Die Wahlbeteilgung war hoch. Von den 481 wahlberechtigten Schiphorstern gingen immerhin 288 an die Wahlurne. 33 Bürger stimmten per Briefwahl ab. Von den 321 abgegebenen Stimmen votierten 199 für den Bau der Anlagen, 122 stimmten dagegen.

Der Bürgerentscheid wurde nötig, nachdem die Gemeindevertretung am 8. November 2011 in ihrer Sitzung beschloss, weitere Flächen für Windenergieanlagen auszuweisen. Das wollten aber nicht alle Bürger hinnehmen und so beantragten Annemarie Egge, Tochter Tamara Berg und ihr Lebensgefährte Frank Lurkat den Bürgerentscheid.

Am Sonntag stand die Frage „Sind Sie dafür, das Die Gemeindevertretung Schiphorst bei ihrtem Beschluss (vom 8.11., TOP4) bleibt und die Gemeinde weitere Flächen für Windkraftanlagen zur Verfügung stellt“ auf dem Stimmzettel. Das Ergebnis war am Ende eindeutig.

Bürgermeister Hans Burmeister freute sich: „Schön, dass die Schiphorster hinter den Entscheidungen ihrer Gemeindevertretung stehen und uns dies eindrucksvoll mit ihrer Stimme bestätigt haben.“ Burmeister hatte mit einem so eindeutigen Votum vorher nicht unbedingt gerechnet. Es sei eigentlich eine Angstpartie gewesen. Seine Befürchtung, dass nur wenige Bürger zur Wahl gehen, hatte sich glücklicherweise nicht bestätigt.

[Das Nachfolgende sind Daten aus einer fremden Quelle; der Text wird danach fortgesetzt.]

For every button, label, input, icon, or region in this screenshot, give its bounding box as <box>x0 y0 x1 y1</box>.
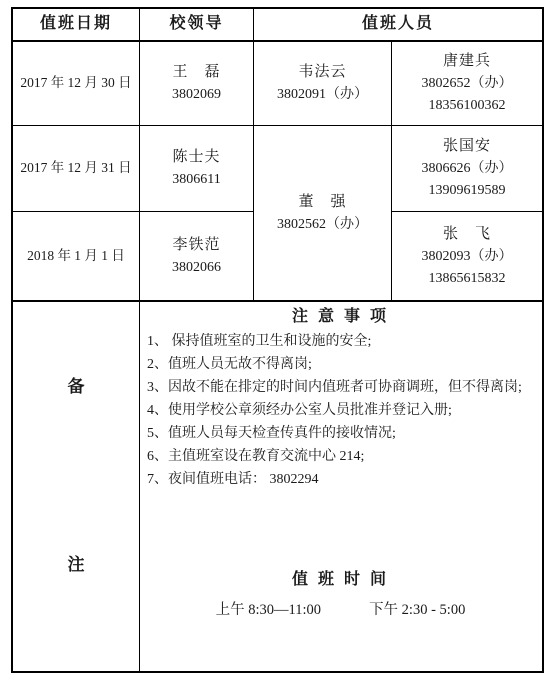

Frank Jurkat war nach Bekanntgabe des Wahlergebnisses die Enttäuschung förmlich ins Gesicht geschrieben. „Wir haben den Bürgerentscheid beantragt , weil wir Windenergieanlagen ablehnen. Diese Anlagen produzieren nur Zufallsstrom und tragen nicht zur Energieversorgung bei.“ Atomkraftwerke und andere Kraftwerke würden ja bei Wind nicht heruntergefahren und die Windenergie werde ins Ausland verkauft. Von dort müsste Deutschland den Strom, dann teuer wieder zurück kaufen. „Vier Windräder stehen schon seit 10 Jahren am Rande der Gemeinde und die haben bis heute noch nicht einen Cent in die Kassen der Gemeinde gespült.“

Während viele Bürger zur Auszählung der Stimmen ins Gemeindehaus gekommen waren und jetzt das Ergebnis feierten, dachten Jurkat, der vor vier Jahren zu seiner Lebensgefährtin nach Schiphorst gezogen war, und Berg bereits über die Zukunft nach. Sie werden wohl die Gemeinde verlassen. „Mich hält hier nichts mehr, sagte Berg. Ihre Mutter, ebenfalls Initiatorin des Bürgerentscheids, wird das nicht können. Sie wird mit ihrem Mann auf dem eigenen Bauernhof bleiben.

Mit dem positiven Bescheid will die Gemeinde nun weitere vier Windräder zu den bereits vier vorhandenen Anlagen errichten lassen. Die sollen alle, so hat es der Bürgermeister versprochen, nicht höher als 100 Meter werden.